Notre Dame's underreported immigration decision: Why is no one talking?
In the midst of the U.S. Catholic bishops' renewed push for immigration reform, news from the University of Notre Dame quietly trickled out last week that the school has changed its policy on undocumented students. In a brief press release, Notre Dame announced that those who are undocumented are now fully able to apply to the university (technically they could apply before as "international students" but only if they had a student visa). And what's more, Notre Dame said it will be helping with financial need for qualified students who can't afford the roughly $60,000 a year it costs to attend the university.
With all the rhetoric surrounding the immigration debate and the U.S. bishops' recent focus on the issue, you'd think this story would get a lot of coverage. And yet strangely, I've heard hardly a word about it.
The Washington Times reported the story last week, including the odd detail that the university declined to comment about the decision (a Notre Dame spokesman did talk to Catholic News Agency this week though). It even took me a few minutes to find the press release on Notre Dame's own website. Other smaller news outlets have picked up the story, mostly reporting it in brief. Yet in our modern news cycle that's more opinion than news, almost no one is giving an opinion.

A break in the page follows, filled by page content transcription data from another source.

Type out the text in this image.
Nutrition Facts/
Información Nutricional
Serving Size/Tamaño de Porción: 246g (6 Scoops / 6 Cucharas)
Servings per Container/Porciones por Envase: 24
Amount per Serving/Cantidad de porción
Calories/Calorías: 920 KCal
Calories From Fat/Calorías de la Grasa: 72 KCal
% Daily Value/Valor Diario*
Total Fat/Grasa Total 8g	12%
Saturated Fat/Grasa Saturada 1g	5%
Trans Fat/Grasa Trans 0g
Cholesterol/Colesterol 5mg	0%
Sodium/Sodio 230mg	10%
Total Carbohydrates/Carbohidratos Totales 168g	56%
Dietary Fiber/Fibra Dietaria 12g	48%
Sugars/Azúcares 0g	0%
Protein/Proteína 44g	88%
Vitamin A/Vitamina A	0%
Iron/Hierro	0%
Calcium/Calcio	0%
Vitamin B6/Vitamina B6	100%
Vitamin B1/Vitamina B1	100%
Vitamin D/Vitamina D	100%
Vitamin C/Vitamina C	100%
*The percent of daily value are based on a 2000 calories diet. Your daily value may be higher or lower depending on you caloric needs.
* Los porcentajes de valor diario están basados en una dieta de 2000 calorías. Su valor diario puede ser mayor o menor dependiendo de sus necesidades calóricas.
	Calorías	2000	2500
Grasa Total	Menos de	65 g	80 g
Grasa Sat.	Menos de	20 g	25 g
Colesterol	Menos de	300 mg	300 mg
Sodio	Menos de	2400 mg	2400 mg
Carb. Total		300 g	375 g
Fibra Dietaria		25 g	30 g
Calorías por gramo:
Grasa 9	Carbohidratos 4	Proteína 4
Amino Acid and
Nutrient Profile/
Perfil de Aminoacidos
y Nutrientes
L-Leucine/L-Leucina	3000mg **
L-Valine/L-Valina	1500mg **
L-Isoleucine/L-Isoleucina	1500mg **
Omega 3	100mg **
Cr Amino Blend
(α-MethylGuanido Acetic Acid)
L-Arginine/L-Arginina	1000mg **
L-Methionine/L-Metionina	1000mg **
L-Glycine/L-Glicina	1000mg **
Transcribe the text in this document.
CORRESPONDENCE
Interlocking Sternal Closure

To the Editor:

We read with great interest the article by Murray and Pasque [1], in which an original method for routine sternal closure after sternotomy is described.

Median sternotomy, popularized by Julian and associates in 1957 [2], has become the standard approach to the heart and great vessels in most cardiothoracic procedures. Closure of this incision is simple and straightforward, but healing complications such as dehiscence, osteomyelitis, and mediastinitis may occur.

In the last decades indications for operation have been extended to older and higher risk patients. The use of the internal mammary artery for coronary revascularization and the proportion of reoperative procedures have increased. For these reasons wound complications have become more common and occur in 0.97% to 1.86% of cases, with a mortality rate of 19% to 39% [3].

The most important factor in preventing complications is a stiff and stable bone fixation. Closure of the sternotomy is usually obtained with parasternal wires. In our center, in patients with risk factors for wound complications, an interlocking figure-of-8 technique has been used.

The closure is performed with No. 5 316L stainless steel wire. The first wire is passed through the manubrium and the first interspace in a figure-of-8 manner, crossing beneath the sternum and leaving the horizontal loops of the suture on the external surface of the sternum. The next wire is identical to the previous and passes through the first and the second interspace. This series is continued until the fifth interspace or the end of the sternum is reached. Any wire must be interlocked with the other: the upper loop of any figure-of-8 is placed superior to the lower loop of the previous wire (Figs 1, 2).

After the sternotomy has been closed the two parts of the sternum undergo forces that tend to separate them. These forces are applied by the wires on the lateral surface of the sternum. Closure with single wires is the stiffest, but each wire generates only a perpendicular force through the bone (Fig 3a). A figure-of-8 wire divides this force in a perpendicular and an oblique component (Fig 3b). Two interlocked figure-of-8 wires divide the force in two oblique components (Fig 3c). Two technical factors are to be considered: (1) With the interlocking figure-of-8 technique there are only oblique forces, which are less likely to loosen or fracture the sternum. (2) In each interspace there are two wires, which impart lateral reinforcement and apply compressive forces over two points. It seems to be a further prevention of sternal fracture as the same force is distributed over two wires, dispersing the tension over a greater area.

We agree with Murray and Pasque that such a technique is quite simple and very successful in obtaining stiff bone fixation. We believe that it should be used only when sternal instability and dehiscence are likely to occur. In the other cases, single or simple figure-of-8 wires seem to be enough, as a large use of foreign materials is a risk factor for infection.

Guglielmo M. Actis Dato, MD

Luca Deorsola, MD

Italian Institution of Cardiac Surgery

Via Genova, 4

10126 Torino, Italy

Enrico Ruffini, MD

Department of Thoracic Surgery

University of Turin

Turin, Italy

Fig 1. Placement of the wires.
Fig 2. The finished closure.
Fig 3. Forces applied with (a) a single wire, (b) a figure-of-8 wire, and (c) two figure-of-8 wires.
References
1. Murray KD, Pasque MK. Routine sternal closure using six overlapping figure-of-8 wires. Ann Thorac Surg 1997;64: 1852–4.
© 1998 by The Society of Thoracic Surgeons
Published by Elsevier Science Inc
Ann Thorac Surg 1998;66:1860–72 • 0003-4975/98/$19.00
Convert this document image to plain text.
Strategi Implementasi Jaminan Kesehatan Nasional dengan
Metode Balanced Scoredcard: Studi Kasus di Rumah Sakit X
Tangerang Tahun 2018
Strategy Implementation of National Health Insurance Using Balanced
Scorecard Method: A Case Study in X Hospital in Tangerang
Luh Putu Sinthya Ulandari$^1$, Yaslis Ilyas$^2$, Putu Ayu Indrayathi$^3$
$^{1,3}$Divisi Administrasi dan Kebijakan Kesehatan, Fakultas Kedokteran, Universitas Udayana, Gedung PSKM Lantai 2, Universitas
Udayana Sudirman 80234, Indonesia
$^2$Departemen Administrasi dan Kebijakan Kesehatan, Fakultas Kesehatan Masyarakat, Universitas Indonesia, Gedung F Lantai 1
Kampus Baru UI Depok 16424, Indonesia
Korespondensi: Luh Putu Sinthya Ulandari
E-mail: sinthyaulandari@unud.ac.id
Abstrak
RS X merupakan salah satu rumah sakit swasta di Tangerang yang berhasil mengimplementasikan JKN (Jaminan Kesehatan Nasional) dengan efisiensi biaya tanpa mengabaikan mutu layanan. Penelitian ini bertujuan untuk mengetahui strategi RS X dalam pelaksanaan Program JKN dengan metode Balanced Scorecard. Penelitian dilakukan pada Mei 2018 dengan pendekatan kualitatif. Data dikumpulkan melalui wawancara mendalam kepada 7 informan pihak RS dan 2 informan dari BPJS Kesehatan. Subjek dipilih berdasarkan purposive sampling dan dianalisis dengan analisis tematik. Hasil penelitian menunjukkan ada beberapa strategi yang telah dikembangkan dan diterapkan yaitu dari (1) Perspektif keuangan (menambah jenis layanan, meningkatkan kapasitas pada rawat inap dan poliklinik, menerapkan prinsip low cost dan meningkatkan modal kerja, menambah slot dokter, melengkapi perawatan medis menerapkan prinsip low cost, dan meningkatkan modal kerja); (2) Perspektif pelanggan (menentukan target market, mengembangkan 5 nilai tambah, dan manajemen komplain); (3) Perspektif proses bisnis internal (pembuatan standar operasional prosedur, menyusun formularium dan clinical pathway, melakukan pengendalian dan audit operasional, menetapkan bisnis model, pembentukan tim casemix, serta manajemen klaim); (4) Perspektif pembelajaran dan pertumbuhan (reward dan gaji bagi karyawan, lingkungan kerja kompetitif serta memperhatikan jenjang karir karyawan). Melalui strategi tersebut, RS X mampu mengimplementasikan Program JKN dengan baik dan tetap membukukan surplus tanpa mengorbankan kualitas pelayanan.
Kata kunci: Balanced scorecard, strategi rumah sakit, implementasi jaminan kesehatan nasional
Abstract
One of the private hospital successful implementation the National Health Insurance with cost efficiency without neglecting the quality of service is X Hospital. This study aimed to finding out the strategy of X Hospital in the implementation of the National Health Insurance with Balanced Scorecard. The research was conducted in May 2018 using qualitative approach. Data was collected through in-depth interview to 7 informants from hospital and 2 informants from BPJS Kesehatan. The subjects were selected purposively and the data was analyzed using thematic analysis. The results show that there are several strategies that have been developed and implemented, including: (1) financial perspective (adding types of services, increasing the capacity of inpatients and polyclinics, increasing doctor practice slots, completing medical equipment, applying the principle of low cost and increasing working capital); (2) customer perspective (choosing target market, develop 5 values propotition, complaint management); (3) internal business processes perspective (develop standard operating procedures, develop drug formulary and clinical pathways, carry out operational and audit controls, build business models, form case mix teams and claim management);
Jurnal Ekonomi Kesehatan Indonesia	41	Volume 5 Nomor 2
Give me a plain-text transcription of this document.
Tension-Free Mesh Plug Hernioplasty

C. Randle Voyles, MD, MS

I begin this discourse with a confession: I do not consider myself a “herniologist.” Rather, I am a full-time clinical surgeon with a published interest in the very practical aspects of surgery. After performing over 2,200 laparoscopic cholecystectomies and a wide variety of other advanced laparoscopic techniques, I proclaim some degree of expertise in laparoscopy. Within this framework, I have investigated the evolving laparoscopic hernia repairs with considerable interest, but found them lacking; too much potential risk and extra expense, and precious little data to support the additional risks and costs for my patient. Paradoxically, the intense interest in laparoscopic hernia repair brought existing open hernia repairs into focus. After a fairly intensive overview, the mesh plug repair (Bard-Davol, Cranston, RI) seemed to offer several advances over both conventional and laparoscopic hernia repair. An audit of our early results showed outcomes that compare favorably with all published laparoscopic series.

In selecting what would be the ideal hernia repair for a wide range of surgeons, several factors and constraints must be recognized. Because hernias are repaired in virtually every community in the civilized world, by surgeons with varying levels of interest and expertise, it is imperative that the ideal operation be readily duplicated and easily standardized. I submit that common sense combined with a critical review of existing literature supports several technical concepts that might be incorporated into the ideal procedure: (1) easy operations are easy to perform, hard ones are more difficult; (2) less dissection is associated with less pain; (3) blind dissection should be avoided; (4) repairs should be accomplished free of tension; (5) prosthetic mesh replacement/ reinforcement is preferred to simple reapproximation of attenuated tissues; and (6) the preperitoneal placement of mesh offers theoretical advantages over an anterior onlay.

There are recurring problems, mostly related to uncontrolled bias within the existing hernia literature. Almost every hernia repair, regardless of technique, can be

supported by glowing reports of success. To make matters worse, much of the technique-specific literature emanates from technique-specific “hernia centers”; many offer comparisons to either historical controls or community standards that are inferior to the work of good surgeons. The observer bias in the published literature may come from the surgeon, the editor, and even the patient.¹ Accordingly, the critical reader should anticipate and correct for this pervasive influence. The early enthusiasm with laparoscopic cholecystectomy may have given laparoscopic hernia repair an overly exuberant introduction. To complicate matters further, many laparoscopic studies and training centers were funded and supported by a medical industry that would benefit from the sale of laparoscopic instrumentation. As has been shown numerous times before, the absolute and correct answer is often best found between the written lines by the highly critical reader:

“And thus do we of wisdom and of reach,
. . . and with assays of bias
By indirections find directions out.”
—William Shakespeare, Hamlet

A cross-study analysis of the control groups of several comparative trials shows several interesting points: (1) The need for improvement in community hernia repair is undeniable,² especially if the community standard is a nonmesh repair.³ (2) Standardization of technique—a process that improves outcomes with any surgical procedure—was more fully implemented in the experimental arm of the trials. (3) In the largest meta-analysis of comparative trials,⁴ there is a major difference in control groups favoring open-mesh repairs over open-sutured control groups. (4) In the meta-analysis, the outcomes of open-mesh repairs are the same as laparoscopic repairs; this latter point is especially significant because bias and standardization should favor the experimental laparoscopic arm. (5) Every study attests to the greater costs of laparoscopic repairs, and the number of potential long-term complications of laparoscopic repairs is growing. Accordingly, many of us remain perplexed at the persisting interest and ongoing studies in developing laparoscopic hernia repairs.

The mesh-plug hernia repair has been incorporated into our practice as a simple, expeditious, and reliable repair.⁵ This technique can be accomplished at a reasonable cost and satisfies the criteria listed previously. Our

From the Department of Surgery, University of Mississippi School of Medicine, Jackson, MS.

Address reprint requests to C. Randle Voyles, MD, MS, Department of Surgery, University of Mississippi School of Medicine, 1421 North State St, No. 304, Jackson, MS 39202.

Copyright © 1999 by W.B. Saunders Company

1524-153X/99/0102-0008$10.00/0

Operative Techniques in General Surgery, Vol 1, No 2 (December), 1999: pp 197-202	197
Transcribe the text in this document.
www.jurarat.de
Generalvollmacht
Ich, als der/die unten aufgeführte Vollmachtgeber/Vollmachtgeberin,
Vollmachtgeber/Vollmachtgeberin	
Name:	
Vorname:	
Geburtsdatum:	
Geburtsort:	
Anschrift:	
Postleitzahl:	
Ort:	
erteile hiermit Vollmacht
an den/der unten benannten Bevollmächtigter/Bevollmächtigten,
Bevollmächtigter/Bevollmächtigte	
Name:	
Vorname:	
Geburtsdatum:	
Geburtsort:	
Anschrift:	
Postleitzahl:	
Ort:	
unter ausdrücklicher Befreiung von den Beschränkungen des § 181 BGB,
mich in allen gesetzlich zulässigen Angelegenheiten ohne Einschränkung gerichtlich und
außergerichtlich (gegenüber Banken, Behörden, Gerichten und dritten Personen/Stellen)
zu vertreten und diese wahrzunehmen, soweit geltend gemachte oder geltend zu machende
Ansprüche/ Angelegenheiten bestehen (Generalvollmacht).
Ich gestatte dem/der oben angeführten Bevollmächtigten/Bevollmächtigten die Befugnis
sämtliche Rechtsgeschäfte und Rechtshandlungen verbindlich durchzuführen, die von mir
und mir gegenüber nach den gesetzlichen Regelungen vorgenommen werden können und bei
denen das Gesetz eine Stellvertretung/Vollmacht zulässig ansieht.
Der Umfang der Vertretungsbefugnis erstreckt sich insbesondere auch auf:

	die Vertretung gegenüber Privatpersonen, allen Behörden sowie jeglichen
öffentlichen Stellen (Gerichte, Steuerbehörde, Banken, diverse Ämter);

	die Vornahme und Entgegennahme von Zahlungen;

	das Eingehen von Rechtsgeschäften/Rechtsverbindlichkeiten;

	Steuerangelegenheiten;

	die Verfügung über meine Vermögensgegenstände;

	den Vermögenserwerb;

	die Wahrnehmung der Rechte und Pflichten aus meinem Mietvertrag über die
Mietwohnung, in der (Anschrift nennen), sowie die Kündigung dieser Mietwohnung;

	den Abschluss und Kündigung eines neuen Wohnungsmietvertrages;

Even the Cardinal Newman Society, self-appointed judges of which schools do and do not deserve to call themselves "Catholic," ran only a brief blurb on their website about it, not offering any praise nor condemnation for the move. That's unusual for the always-opinionated CNS, which hasn't exactly had glowing praise for Notre Dame in the past.
Of course, it is no secret that there are plenty of Catholics who disagree with the U.S. bishops' official position on immigration reform because it conflicts with their own political views. Perhaps some are hesitant to criticize Notre Dame for a decision that clearly is in line with the bishops' position on this issue, even if it doesn't fit with their own. Still, I'd expect there might have been some blow back and harsh criticism directed at Notre Dame over this, especially when it comes to using university funds to help pay the way for undocumented students. (What does it say about our society when we've become so used to divisiveness and negative attacks that it seems strange when there aren't any?)
Even more so, I'd think there would have been some in the pro-immigrant camp who would be trumpeting the move as a step in the right direction and urging other Catholic universities to follow suit. Yes, Notre Dame isn't the first Catholic school to adopt such a policy, but they may be the most high profile, and it could be a trendsetter.
It remains to be seen if this story will get any more coverage or criticism. But I'll make a bold move and be among the first to give credit to Notre Dame for giving smart, talented young people a chance to succeed and to receive a quality education, regardless of their citizenship status. It's a move that may not be popular in some circles, but it is consistent with Catholic teaching on the respect for human dignity. And it deserves to be applauded--or at least recognized.